One day the heavenly beings came to present themselves before the LORD, and Satan also came among them.
– Job 1:6
It’s an intriguing book. Chesterton’s mastery of language presents itself throughout the book; but his characters’ lack of depth and the plot’s ludicrousness made it a trying read. Lucky it was thin enough to endure. Because the end of the book was quite brilliant. It is the kind of book that does not really live up to its hype until you finish reading it, because the ending throws a new light on the entire story. And this is Chesterton’s forte: rediscovering the normal, re-enchanting the ordinary, romanticizing the orthodox. His is the province of joy.
There are two ideas in particular that I found really interesting.
(1) ‘No agonies can be too great to buy the right to say to this accuser, “We also have suffered.”’

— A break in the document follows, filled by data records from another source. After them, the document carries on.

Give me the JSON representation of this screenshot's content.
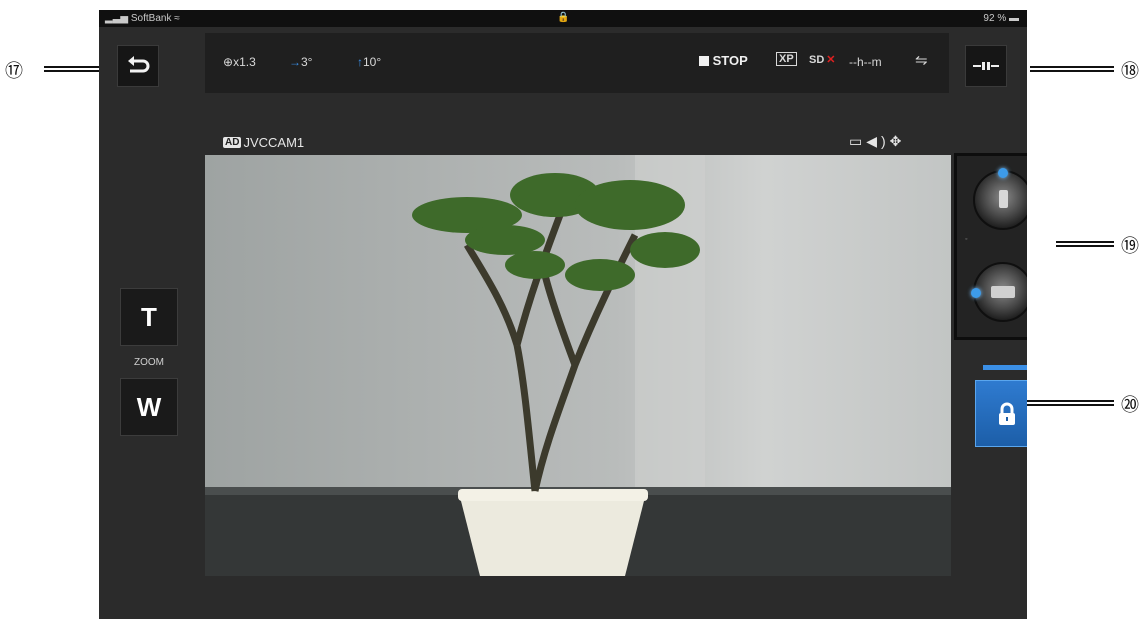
{
  "status_bar": {
    "carrier": "SoftBank",
    "battery": "92 %"
  },
  "toolbar": {
    "zoom": "x1.3",
    "pan": "3°",
    "tilt": "10°",
    "rec_state": "STOP",
    "rec_mode": "XP",
    "media": "SD",
    "remaining": "--h--m"
  },
  "camera": {
    "badge": "AD",
    "name": "JVCCAM1"
  },
  "zoom_control": {
    "tele_label": "T",
    "label": "ZOOM",
    "wide_label": "W"
  },
  "callouts": {
    "back": "⑰",
    "menu": "⑱",
    "dials": "⑲",
    "lock": "⑳"
  },
  "colors": {
    "accent": "#3b8fe6",
    "rec_x": "#e02020"
  }
}
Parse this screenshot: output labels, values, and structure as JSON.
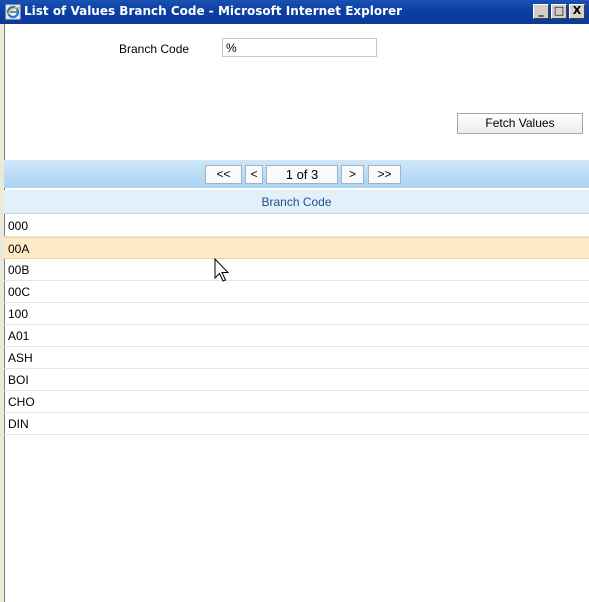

Does Chesterton purport to answer the perennial mystery – ‘why do we suffer’? What an interesting justification he has.
We suffer – or rather, we are allowed to suffer – so that we can earn the right to rebuke Satan’s great lie: that we are merely being safe, unexciting, and cowardly when we choose to obey the law. That’s why Chesterton writes: “There never was anything so perilous or so exciting as orthodoxy.”
I’m not sure if I agree with this, or if it’s theologically correct. But it’s a brilliant psychological solution.
(2) For these disguises did not disguise, but reveal.
The commonest idea of authenticity is the removal of masks. We go through life wearing masks of false identities. So to understand who we really are, we have to remove them to reveal our true face behind the masks.
In the book’s ending though, Chesterton’s six characters don on garments that accentuate their identity, rather than conceal it. Which begs the question – is it possible for the Truth of a thing to be better expressed by veiling that Thing, rather than by exposing it?
Christopher West’s declaration comes to mind here: “The Church does not veil what is shameful; She veils what is holy.”
P.S. The scripture verse is the last scene of the book.